Lawmakers on the U.S. Senate Committee on Environment & Public Works debated with regulators and each other over the best way to protect the sage grouse, and to possibly avoid listing the bird on the federal Endangered Species Act (ESA).

Among nine bills under consideration to amend the ESA, one of them — S 1036, also known as the Sage-Grouse Protection and Conservation Act — goes the farthest in trying to tackle the sage grouse issue, which could affect oil and natural gas activities in 11 western states. Sponsored by Sen. Cory Gardner (R-CO), S 1036 would require the Department of Interior (DOI) to recognize the primacy of conservation and management plans created by the states over all lands for a minimum of six years.

“A state may choose to defer to federal agencies for sage grouse protection,” Gardner said during a legislative hearing Wednesday. “A state opts into this legislation.”

A spokeswoman for the Senate Majority Office told NGI that a final markup of the Obama administration’s FY2016 budget request for the FWS, as well as a committee vote on whether to advance the eight bills to amend the ESA, would be held in the near future.

In 2010, then-DOI Secretary Ken Salazar said scientists at its Fish and Wildlife Service (FWS) had concluded that the bird deserved to be included on the ESA, but declined to do so because other species faced more imminent threats (see Daily GPI, March 8, 2010). Since that time, Gardner said states, federal agencies, landowners and other stakeholders have agreed to voluntarily protect more that 4.4 million acres of private land for the sage grouse.

“We’ve made tremendous progress, and my legislation seeks to keep that momentum moving forward,” Gardner said. “[But] this incredible cooperation…will no doubt end the moment there is a listing of the sage grouse [on the ESA] this September, or when federal land use plans are released in May or June, because those land use plan amendments will largely ignore the efforts of the states.”

The greater sage grouse was a candidate for protection under the ESA in 2010, but following a court settlement in 2011, the agency agreed to not make a decision on whether to list the bird as threatened or endangered before Sept. 30 (see Daily GPI, Dec. 30, 2011).

Sen. Barbara Boxer (D-CA), the ranking member on the committee, conceded that Republicans would probably be successful in steering the nine bills out of committee, but added “we will have hand-to-hand combat on the [Senate] floor.”

After testimony by FWS Director Dan Ashe, Boxer said S 1036 “would mean that the states would develop the plans — you’re out of it completely for whatever God knows reason — and then the states decide what we can do on federal land.” She then asked Ashe “what would it mean to this particular species if all of a sudden your hands were tied for six years?”

Ashe replied that the bill “essentially defers completely to state plans that do not exist, other than in the state of Wyoming…and provides no standards for those plans at all. There’s no functional standard that goes into place for those plans.
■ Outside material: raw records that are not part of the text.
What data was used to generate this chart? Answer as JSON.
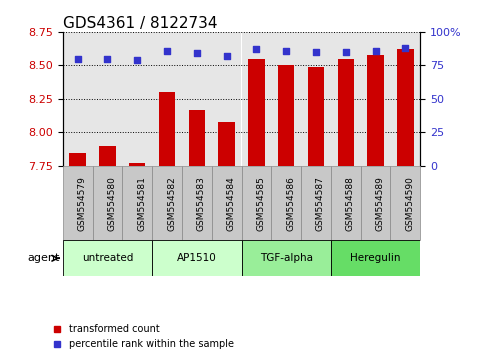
{
  "title": "GDS4361 / 8122734",
  "samples": [
    "GSM554579",
    "GSM554580",
    "GSM554581",
    "GSM554582",
    "GSM554583",
    "GSM554584",
    "GSM554585",
    "GSM554586",
    "GSM554587",
    "GSM554588",
    "GSM554589",
    "GSM554590"
  ],
  "bar_values": [
    7.85,
    7.9,
    7.77,
    8.3,
    8.17,
    8.08,
    8.55,
    8.5,
    8.49,
    8.55,
    8.58,
    8.62
  ],
  "percentile_values": [
    80,
    80,
    79,
    86,
    84,
    82,
    87,
    86,
    85,
    85,
    86,
    88
  ],
  "ylim_left": [
    7.75,
    8.75
  ],
  "ylim_right": [
    0,
    100
  ],
  "yticks_left": [
    7.75,
    8.0,
    8.25,
    8.5,
    8.75
  ],
  "yticks_right": [
    0,
    25,
    50,
    75,
    100
  ],
  "bar_color": "#cc0000",
  "dot_color": "#3333cc",
  "bar_bottom": 7.75,
  "groups": [
    {
      "label": "untreated",
      "start": 0,
      "end": 3,
      "color": "#ccffcc"
    },
    {
      "label": "AP1510",
      "start": 3,
      "end": 6,
      "color": "#ccffcc"
    },
    {
      "label": "TGF-alpha",
      "start": 6,
      "end": 9,
      "color": "#99ee99"
    },
    {
      "label": "Heregulin",
      "start": 9,
      "end": 12,
      "color": "#66dd66"
    }
  ],
  "sample_bg_color": "#c8c8c8",
  "sample_border_color": "#888888",
  "agent_label": "agent",
  "legend_bar_label": "transformed count",
  "legend_dot_label": "percentile rank within the sample",
  "tick_label_color_left": "#cc0000",
  "tick_label_color_right": "#3333cc",
  "title_fontsize": 11,
  "tick_fontsize": 8,
  "sample_fontsize": 6.5
}
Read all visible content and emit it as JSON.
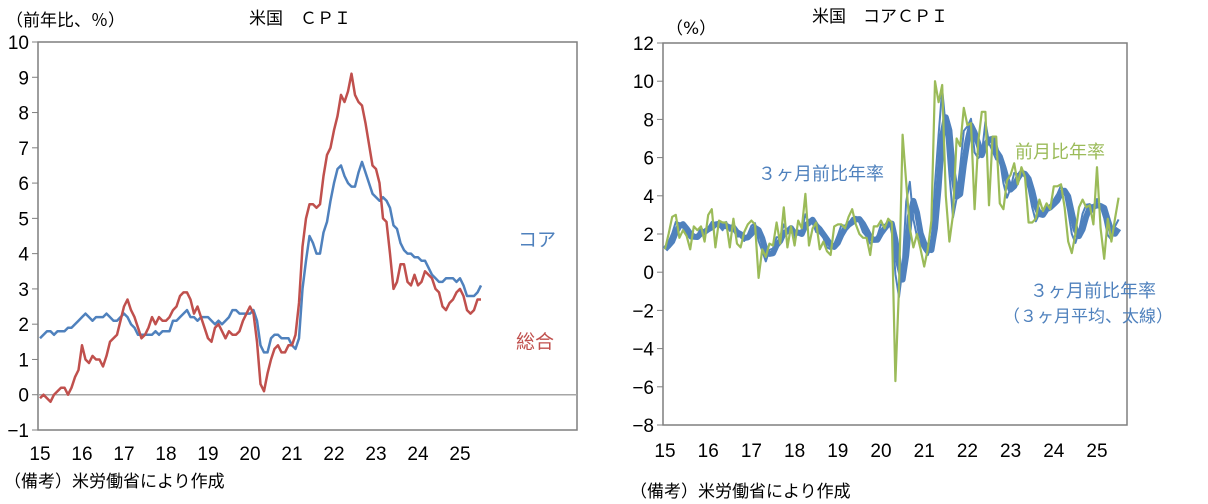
{
  "chart_data": [
    {
      "type": "line",
      "title": "米国　ＣＰＩ",
      "ylabel": "（前年比、％）",
      "xlabel": "",
      "note": "（備考）米労働省により作成",
      "ylim": [
        -1,
        10
      ],
      "yticks": [
        "10",
        "9",
        "8",
        "7",
        "6",
        "5",
        "4",
        "3",
        "2",
        "1",
        "0",
        "−1"
      ],
      "ytick_values": [
        10,
        9,
        8,
        7,
        6,
        5,
        4,
        3,
        2,
        1,
        0,
        -1
      ],
      "xticks": [
        "15",
        "16",
        "17",
        "18",
        "19",
        "20",
        "21",
        "22",
        "23",
        "24",
        "25"
      ],
      "x_start": "2015-01",
      "frequency": "monthly",
      "grid": false,
      "colors": {
        "core": "#4f81bd",
        "headline": "#c0504d",
        "zero": "#a6a6a6"
      },
      "series": [
        {
          "name": "コア",
          "key": "core",
          "values": [
            1.6,
            1.7,
            1.8,
            1.8,
            1.7,
            1.8,
            1.8,
            1.8,
            1.9,
            1.9,
            2.0,
            2.1,
            2.2,
            2.3,
            2.2,
            2.1,
            2.2,
            2.2,
            2.2,
            2.3,
            2.2,
            2.1,
            2.1,
            2.2,
            2.3,
            2.2,
            2.0,
            1.9,
            1.7,
            1.7,
            1.7,
            1.7,
            1.7,
            1.8,
            1.7,
            1.8,
            1.8,
            1.8,
            2.1,
            2.1,
            2.2,
            2.3,
            2.4,
            2.2,
            2.2,
            2.1,
            2.2,
            2.2,
            2.2,
            2.1,
            2.0,
            2.1,
            2.0,
            2.1,
            2.2,
            2.4,
            2.4,
            2.3,
            2.3,
            2.3,
            2.3,
            2.4,
            2.1,
            1.4,
            1.2,
            1.2,
            1.6,
            1.7,
            1.7,
            1.6,
            1.6,
            1.6,
            1.4,
            1.3,
            1.6,
            3.0,
            3.8,
            4.5,
            4.3,
            4.0,
            4.0,
            4.6,
            4.9,
            5.5,
            6.0,
            6.4,
            6.5,
            6.2,
            6.0,
            5.9,
            5.9,
            6.3,
            6.6,
            6.3,
            6.0,
            5.7,
            5.6,
            5.5,
            5.6,
            5.5,
            5.3,
            4.8,
            4.7,
            4.3,
            4.1,
            4.0,
            4.0,
            3.9,
            3.9,
            3.8,
            3.8,
            3.6,
            3.4,
            3.3,
            3.2,
            3.2,
            3.3,
            3.3,
            3.3,
            3.2,
            3.3,
            3.1,
            2.8,
            2.8,
            2.8,
            2.9,
            3.1
          ]
        },
        {
          "name": "総合",
          "key": "headline",
          "values": [
            -0.1,
            0.0,
            -0.1,
            -0.2,
            0.0,
            0.1,
            0.2,
            0.2,
            0.0,
            0.2,
            0.5,
            0.7,
            1.4,
            1.0,
            0.9,
            1.1,
            1.0,
            1.0,
            0.8,
            1.1,
            1.5,
            1.6,
            1.7,
            2.1,
            2.5,
            2.7,
            2.4,
            2.2,
            1.9,
            1.6,
            1.7,
            1.9,
            2.2,
            2.0,
            2.2,
            2.1,
            2.1,
            2.2,
            2.4,
            2.5,
            2.8,
            2.9,
            2.9,
            2.7,
            2.3,
            2.5,
            2.2,
            1.9,
            1.6,
            1.5,
            1.9,
            2.0,
            1.8,
            1.6,
            1.8,
            1.7,
            1.7,
            1.8,
            2.1,
            2.3,
            2.5,
            2.3,
            1.5,
            0.3,
            0.1,
            0.6,
            1.0,
            1.3,
            1.4,
            1.2,
            1.2,
            1.4,
            1.4,
            1.7,
            2.6,
            4.2,
            5.0,
            5.4,
            5.4,
            5.3,
            5.4,
            6.2,
            6.8,
            7.0,
            7.5,
            7.9,
            8.5,
            8.3,
            8.6,
            9.1,
            8.5,
            8.3,
            8.2,
            7.7,
            7.1,
            6.5,
            6.4,
            6.0,
            5.0,
            4.9,
            4.0,
            3.0,
            3.2,
            3.7,
            3.7,
            3.2,
            3.1,
            3.4,
            3.1,
            3.2,
            3.5,
            3.4,
            3.3,
            3.0,
            2.9,
            2.5,
            2.4,
            2.6,
            2.7,
            2.9,
            3.0,
            2.8,
            2.4,
            2.3,
            2.4,
            2.7,
            2.7
          ]
        }
      ]
    },
    {
      "type": "line",
      "title": "米国　コアＣＰＩ",
      "ylabel": "（%）",
      "xlabel": "",
      "note": "（備考）米労働省により作成",
      "ylim": [
        -8,
        12
      ],
      "yticks": [
        "12",
        "10",
        "8",
        "6",
        "4",
        "2",
        "0",
        "−2",
        "−4",
        "−6",
        "−8"
      ],
      "ytick_values": [
        12,
        10,
        8,
        6,
        4,
        2,
        0,
        -2,
        -4,
        -6,
        -8
      ],
      "xticks": [
        "15",
        "16",
        "17",
        "18",
        "19",
        "20",
        "21",
        "22",
        "23",
        "24",
        "25"
      ],
      "x_start": "2015-01",
      "frequency": "monthly",
      "grid": false,
      "colors": {
        "mom": "#9bbb59",
        "three_month": "#4f81bd",
        "three_month_avg": "#4f81bd"
      },
      "annotations": {
        "three_month_label": "３ヶ月前比年率",
        "mom_label": "前月比年率",
        "avg_label_1": "３ヶ月前比年率",
        "avg_label_2": "（３ヶ月平均、太線）"
      },
      "series": [
        {
          "name": "前月比年率",
          "key": "mom",
          "values": [
            1.2,
            2.0,
            2.9,
            3.0,
            1.8,
            2.2,
            1.9,
            1.2,
            2.4,
            2.2,
            2.4,
            1.6,
            3.0,
            3.3,
            1.3,
            2.7,
            2.6,
            2.6,
            1.3,
            2.8,
            1.5,
            1.3,
            2.1,
            2.5,
            2.7,
            2.5,
            -0.3,
            1.2,
            0.8,
            1.5,
            1.4,
            2.6,
            1.5,
            3.4,
            1.3,
            2.4,
            1.4,
            2.7,
            2.3,
            4.1,
            1.4,
            2.3,
            2.6,
            1.2,
            1.6,
            1.1,
            0.9,
            2.4,
            2.5,
            2.5,
            2.3,
            2.9,
            3.3,
            2.5,
            2.0,
            1.8,
            1.8,
            0.9,
            2.4,
            2.4,
            2.7,
            2.3,
            2.8,
            2.6,
            -5.7,
            -0.8,
            7.2,
            4.7,
            2.3,
            1.3,
            2.0,
            1.2,
            0.3,
            1.2,
            2.7,
            10.0,
            8.9,
            9.8,
            4.0,
            1.6,
            3.0,
            7.0,
            6.6,
            8.6,
            7.7,
            7.8,
            3.3,
            6.8,
            8.4,
            8.4,
            3.5,
            7.1,
            7.1,
            3.6,
            3.3,
            4.8,
            5.1,
            5.7,
            4.6,
            5.5,
            5.0,
            2.6,
            2.6,
            2.8,
            3.8,
            3.2,
            3.6,
            3.3,
            4.5,
            4.5,
            4.6,
            3.4,
            1.6,
            1.0,
            2.0,
            3.4,
            3.8,
            3.4,
            3.5,
            2.5,
            5.5,
            2.3,
            0.7,
            2.8,
            1.6,
            2.8,
            3.9
          ]
        }
      ]
    }
  ]
}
My sense about the Gardner bill is that it would simply delay. In the meantime, what we’ll see for sage grouse is more fragmentation, more loss of habitat, and we will move toward a crisis by delay.”

Later in the hearing, during an exchange with Sen. Mike Crapo (R-ID), Ashe said that if federal regulators were going to avoid listing the sage grouse on the ESA, “we have to show that there are meaningful protections in place across the priority habitat…

“We need to see large pieces of the landscape where we are highly confident that sage grouse are going to persist into the future. Those strongholds, or sage grouse focal areas, are the key. It doesn’t mean nothing can happen in there, [but] it means that with oil and gas [activities] we’ll have no surface occupancy — without exceptions.”

Eight additional bills would amend the ESA. Among them, S 468 — the Sage Grouse and Mule Deer Habitat Conservation and Restoration Act, introduced by Sen. Orrin Hatch (R-UT) — would provide a categorical exclusion under the National Environmental Policy Act (NEPA) for a vegetation management project by the Bureau of Land Management (BLM) or the U.S. Forest Service (USFS) to remove or treat pinyon or juniper tree for sage grouse habitat.

The other bills under consideration are:

Protection of the sage grouse is also under fire in the House of Representatives. Last week, the House Armed Services Committee voted 60-2 to pass HR 1735, the FY2016 National Defense Authorization Act (NDAA). Section 2862 of the NDAA bars the FWS from making any decision on whether to list the sage grouse on the ESA until Sept. 30, 2025.